I'm going to tell you something I generally only discuss with people I'm considering as potential long-term committed sexual partners:
I do not believe it would be ethically or morally right for me to terminate a healthy pregnancy, so I won't do it. If I become pregnant, and the fetus and I are physically able to survive and thrive, I will carry the baby to term and raise it. The level of the father's involvement will be at a minimum fiscal, and based on our relationship at the time. I won't sleep with anyone who can't accept that reality. I have great respect for the two or three partners over the years who've said "Yeah, I am really not ready to be a father in any way shape or form and I am not willing to take that risk," and either limited involvement with me to non-risk behaviours or ended the relationship entirely. That takes a lot of self-awareness and integrity.
Why won't I terminate a healthy pregnancy? Because I'm physically, emotionally, and financially able to take care of a child. Because I'm educated about birth control and pregnancy. Because I have access to reasonably effective, reliable birth control. Because I live in a city where I have access to emergency contraception in the event of rape, and good prenatal care in the event of accidental pregnancy. Because, to me, an unplanned pregnancy would be inconvenient and perhaps a little awkward to explain to my conservative employers, but it would not require me to give up an education or a career or other opportunities.
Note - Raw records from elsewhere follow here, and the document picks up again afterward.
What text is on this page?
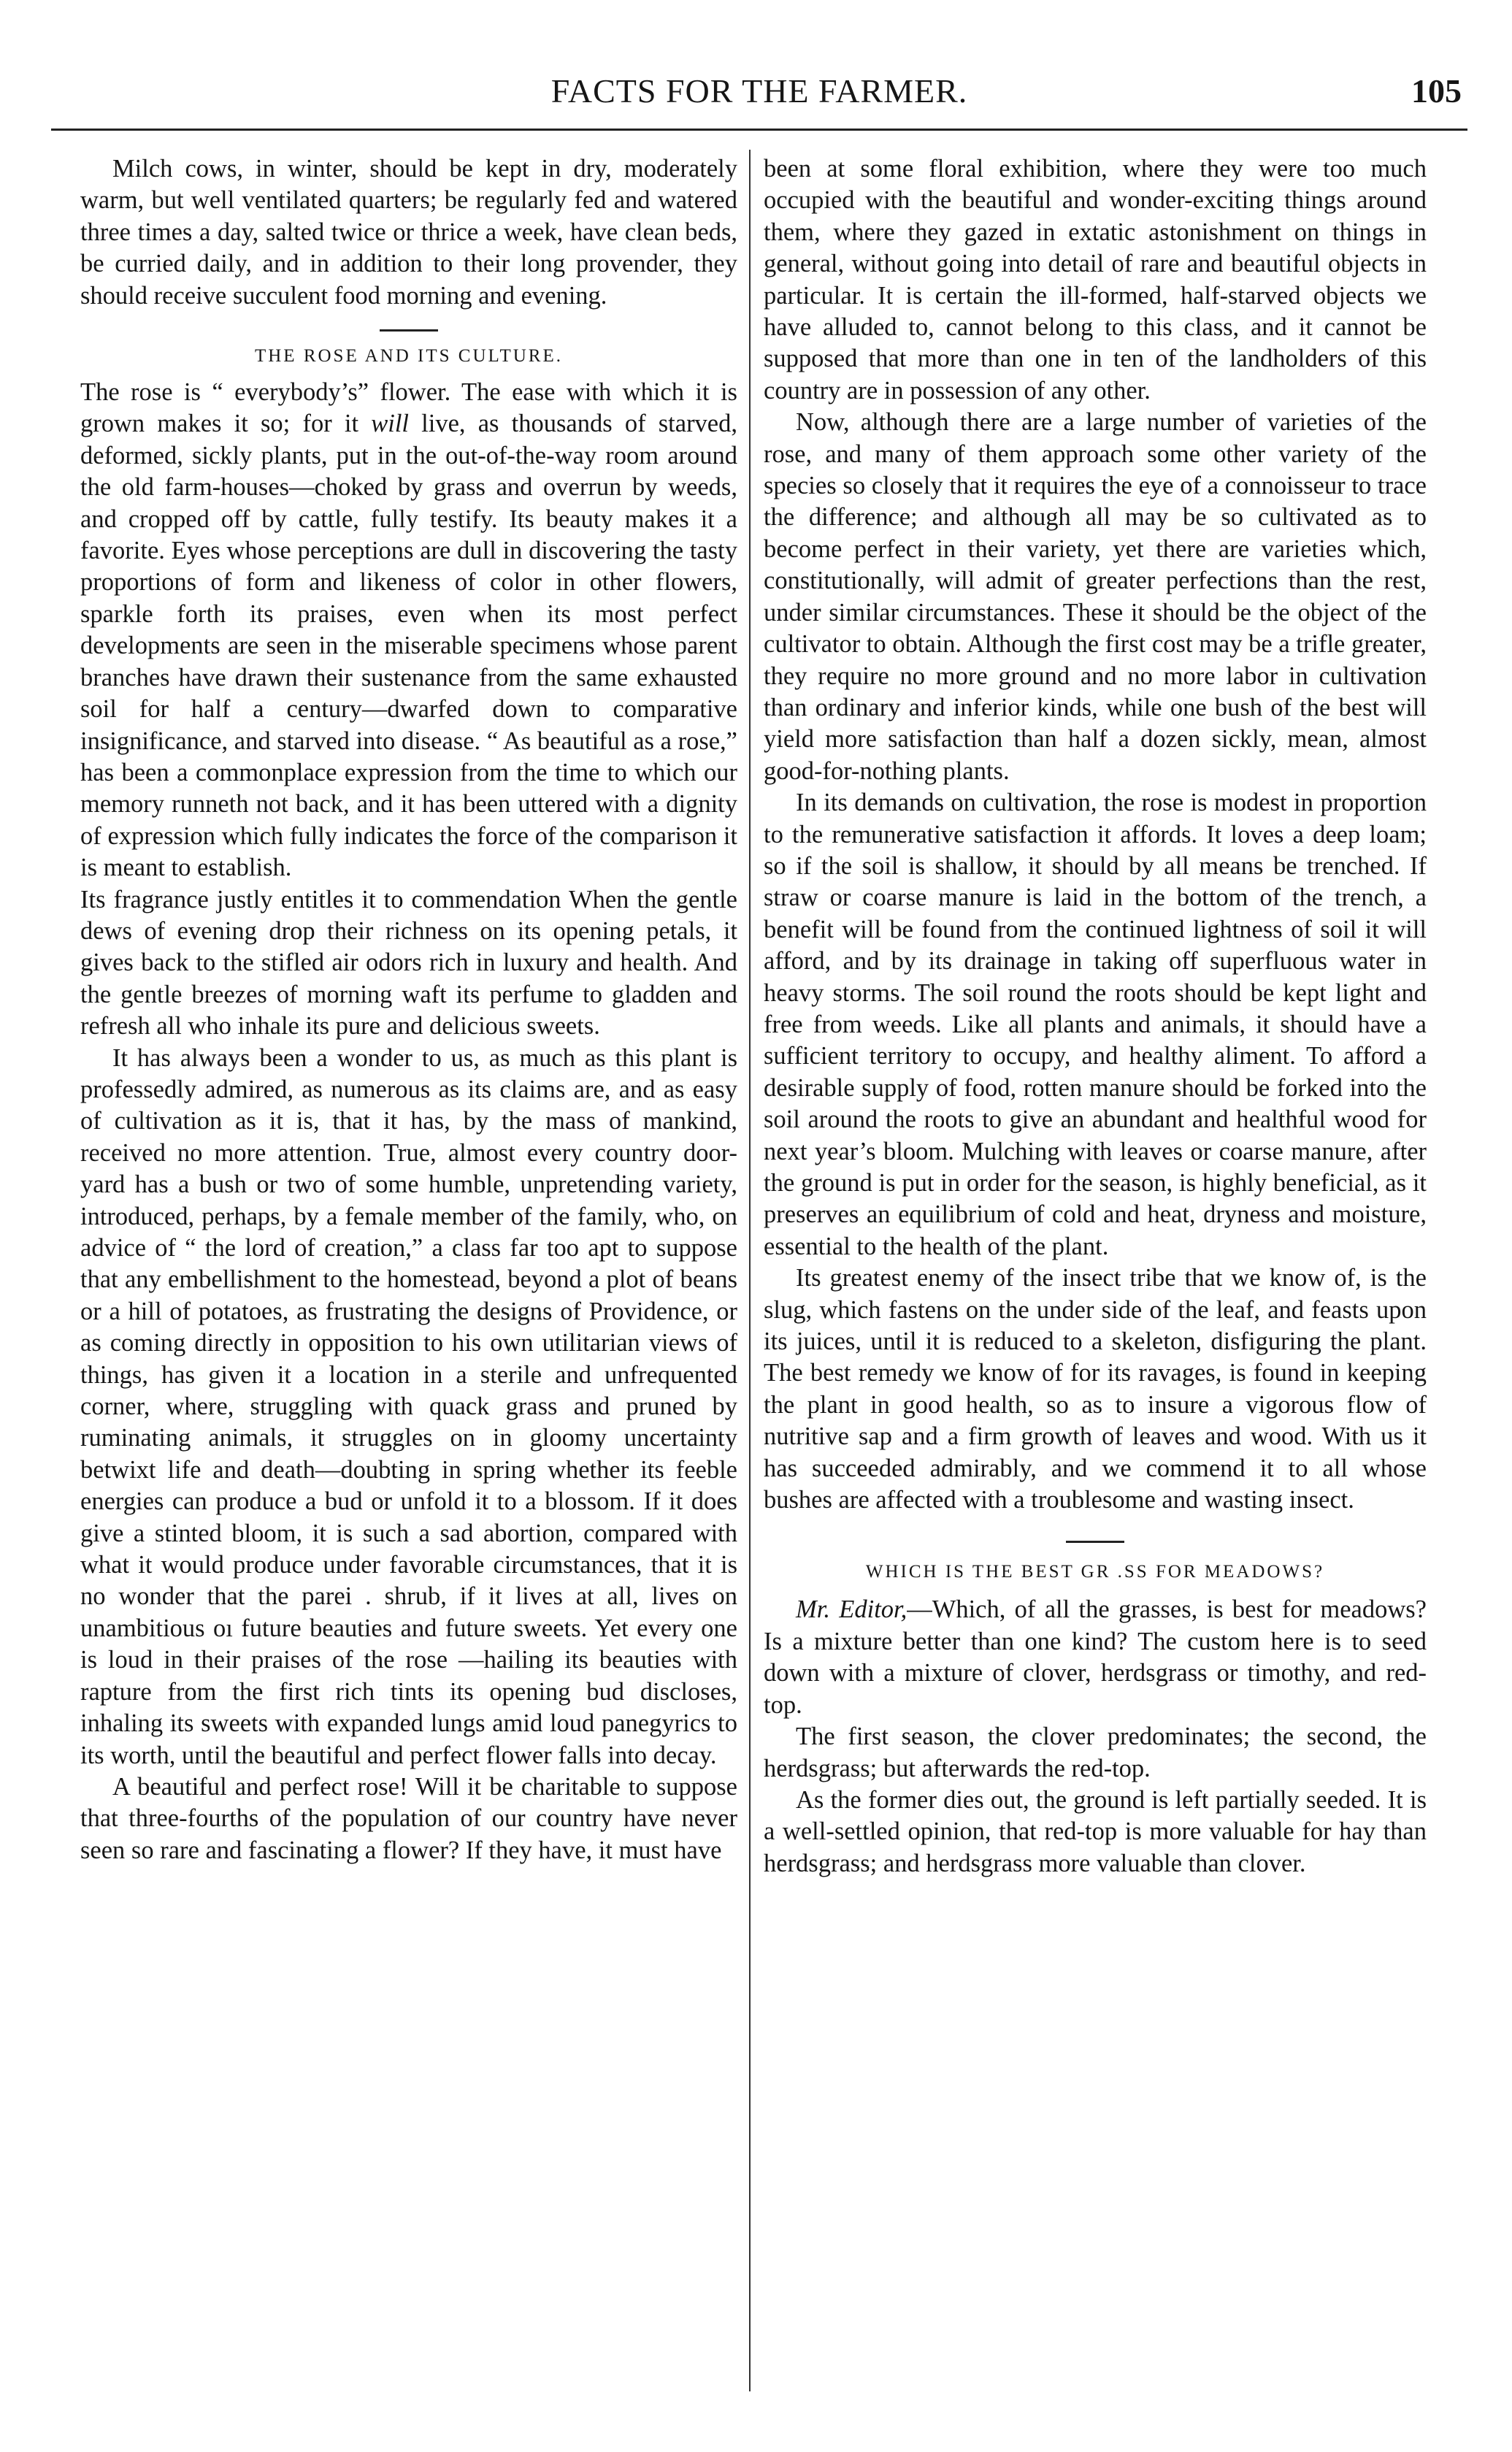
FACTS FOR THE FARMER.	105

Milch cows, in winter, should be kept in dry, moderately warm, but well ventilated quarters; be regularly fed and watered three times a day, salted twice or thrice a week, have clean beds, be curried daily, and in addition to their long provender, they should receive succulent food morning and evening.

THE ROSE AND ITS CULTURE.

The rose is “ everybody’s” flower. The ease with which it is grown makes it so; for it will live, as thousands of starved, deformed, sickly plants, put in the out-of-the-way room around the old farm-houses—choked by grass and overrun by weeds, and cropped off by cattle, fully testify. Its beauty makes it a favorite. Eyes whose perceptions are dull in discovering the tasty proportions of form and likeness of color in other flowers, sparkle forth its praises, even when its most perfect developments are seen in the miserable specimens whose parent branches have drawn their sustenance from the same exhausted soil for half a century—dwarfed down to comparative insignificance, and starved into disease. “ As beautiful as a rose,” has been a commonplace expression from the time to which our memory runneth not back, and it has been uttered with a dignity of expression which fully indicates the force of the comparison it is meant to establish.

Its fragrance justly entitles it to commendation When the gentle dews of evening drop their richness on its opening petals, it gives back to the stifled air odors rich in luxury and health. And the gentle breezes of morning waft its perfume to gladden and refresh all who inhale its pure and delicious sweets.

It has always been a wonder to us, as much as this plant is professedly admired, as numerous as its claims are, and as easy of cultivation as it is, that it has, by the mass of mankind, received no more attention. True, almost every country door-yard has a bush or two of some humble, unpretending variety, introduced, perhaps, by a female member of the family, who, on advice of “ the lord of creation,” a class far too apt to suppose that any embellishment to the homestead, beyond a plot of beans or a hill of potatoes, as frustrating the designs of Providence, or as coming directly in opposition to his own utilitarian views of things, has given it a location in a sterile and unfrequented corner, where, struggling with quack grass and pruned by ruminating animals, it struggles on in gloomy uncertainty betwixt life and death—doubting in spring whether its feeble energies can produce a bud or unfold it to a blossom. If it does give a stinted bloom, it is such a sad abortion, compared with what it would produce under favorable circumstances, that it is no wonder that the parei . shrub, if it lives at all, lives on unambitious oı future beauties and future sweets. Yet every one is loud in their praises of the rose —hailing its beauties with rapture from the first rich tints its opening bud discloses, inhaling its sweets with expanded lungs amid loud panegyrics to its worth, until the beautiful and perfect flower falls into decay.

A beautiful and perfect rose! Will it be charitable to suppose that three-fourths of the population of our country have never seen so rare and fascinating a flower? If they have, it must have

been at some floral exhibition, where they were too much occupied with the beautiful and wonder-exciting things around them, where they gazed in extatic astonishment on things in general, without going into detail of rare and beautiful objects in particular. It is certain the ill-formed, half-starved objects we have alluded to, cannot belong to this class, and it cannot be supposed that more than one in ten of the landholders of this country are in possession of any other.

Now, although there are a large number of varieties of the rose, and many of them approach some other variety of the species so closely that it requires the eye of a connoisseur to trace the difference; and although all may be so cultivated as to become perfect in their variety, yet there are varieties which, constitutionally, will admit of greater perfections than the rest, under similar circumstances. These it should be the object of the cultivator to obtain. Although the first cost may be a trifle greater, they require no more ground and no more labor in cultivation than ordinary and inferior kinds, while one bush of the best will yield more satisfaction than half a dozen sickly, mean, almost good-for-nothing plants.

In its demands on cultivation, the rose is modest in proportion to the remunerative satisfaction it affords. It loves a deep loam; so if the soil is shallow, it should by all means be trenched. If straw or coarse manure is laid in the bottom of the trench, a benefit will be found from the continued lightness of soil it will afford, and by its drainage in taking off superfluous water in heavy storms. The soil round the roots should be kept light and free from weeds. Like all plants and animals, it should have a sufficient territory to occupy, and healthy aliment. To afford a desirable supply of food, rotten manure should be forked into the soil around the roots to give an abundant and healthful wood for next year’s bloom. Mulching with leaves or coarse manure, after the ground is put in order for the season, is highly beneficial, as it preserves an equilibrium of cold and heat, dryness and moisture, essential to the health of the plant.

Its greatest enemy of the insect tribe that we know of, is the slug, which fastens on the under side of the leaf, and feasts upon its juices, until it is reduced to a skeleton, disfiguring the plant. The best remedy we know of for its ravages, is found in keeping the plant in good health, so as to insure a vigorous flow of nutritive sap and a firm growth of leaves and wood. With us it has succeeded admirably, and we commend it to all whose bushes are affected with a troublesome and wasting insect.

WHICH IS THE BEST GR .SS FOR MEADOWS?

Mr. Editor,—Which, of all the grasses, is best for meadows? Is a mixture better than one kind? The custom here is to seed down with a mixture of clover, herdsgrass or timothy, and red-top.

The first season, the clover predominates; the second, the herdsgrass; but afterwards the red-top.

As the former dies out, the ground is left partially seeded. It is a well-settled opinion, that red-top is more valuable for hay than herdsgrass; and herdsgrass more valuable than clover.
There are personal reasons and spiritual reasons and all manner of other reasons, but what really matters? Two things:
1. That I have the right and legal protection to make whatever my choice might be, with the guidance of a trusted physician, and receive safe, legal, reasonably priced healthcare.
2. That I understand that no part of my personal reasoning for whether or not I would choose to terminate a pregnancy has any bearing whatsoever on the decisions another woman might make.
In Texas right now, laws are being passed to deny women the right to terminate a pregnancy after 20 weeks. Many proponents of these laws say "Well, isn't five months enough time to decide?"
You know what? Maybe it is, and maybe it isn't. Maybe a woman's just found out she and her husband are carriers for a potentially devastating disease. Maybe she's escaping an abusive relationship and knows her ex will use a custody fight to keep stalking her if she has the baby. Maybe she's got erratic periods and she didn't find out she was pregnant until her fifth month, and she's been taking medicines that cause birth defects the whole time.
And maybe, just maybe, nothing in that last paragraph matters because a woman seeking an abortion at any time, for any reason, does not need to justify it to me or to anyone else. Maybe there should only have to BE two people in that room when the choice is made, and one of them should be the patient and the other should be the doctor. Maybe we should trust women to know their lives, and their needs, and their capabilities, far better than any other person would know them, and make their decisions accordingly. Maybe we should assume that a woman considering an abortion has already talked to her partner, her mother, her spiritual advisor, her therapist, or anyone else whose input she feels is important to the decision, and does not need a governmental mandate to do so.
A lot of people say "If you don't have a uterus, you don't have a right to an opinion on abortion." I disagree absolutely. We all, every one of us, have the right to that opinion, and the right to speak it freely, and I think that as long as we can do so respectfully, we have an obligation to speak our minds freely. I believe that a clear and open discussion of the moral and ethical issues surrounding sexuality, pregnancy, abortion, and parenthood is long overdue in this country because we'll never stop using shame and fear to control sexuality until we can have those conversations openly and without judgment.
What we don't have? The right to turn opinion into law. The right to assume there is a common religious morality that should direct legislation. We don't have the right to assume our choices are a universal ideal and judge or shame those who don't fit it. We don't have the right to claim a moral high ground we do not actually hold, and deny essential healthcare funding (and access) in a perversion of 'Christian values'. We don't have the right to establish rules regarding when others should have 'made up their minds' or whether someone's reasons are 'good enough'.
There are dozens of reasons a woman might end a pregnancy, and dozens of reasons she might not. I refuse to split hairs, to even engage in the act of finding 'defensible abortions' that justify why a woman might have a 'reasonable' explanation for it. I say, absolutely, that it does not matter to me that another woman might choose differently than I might. It matters to me that both of us are given equal respect and freedom to make those choices, and equal care and opportunity to carry out our choices in the way that is healthiest for all concerned.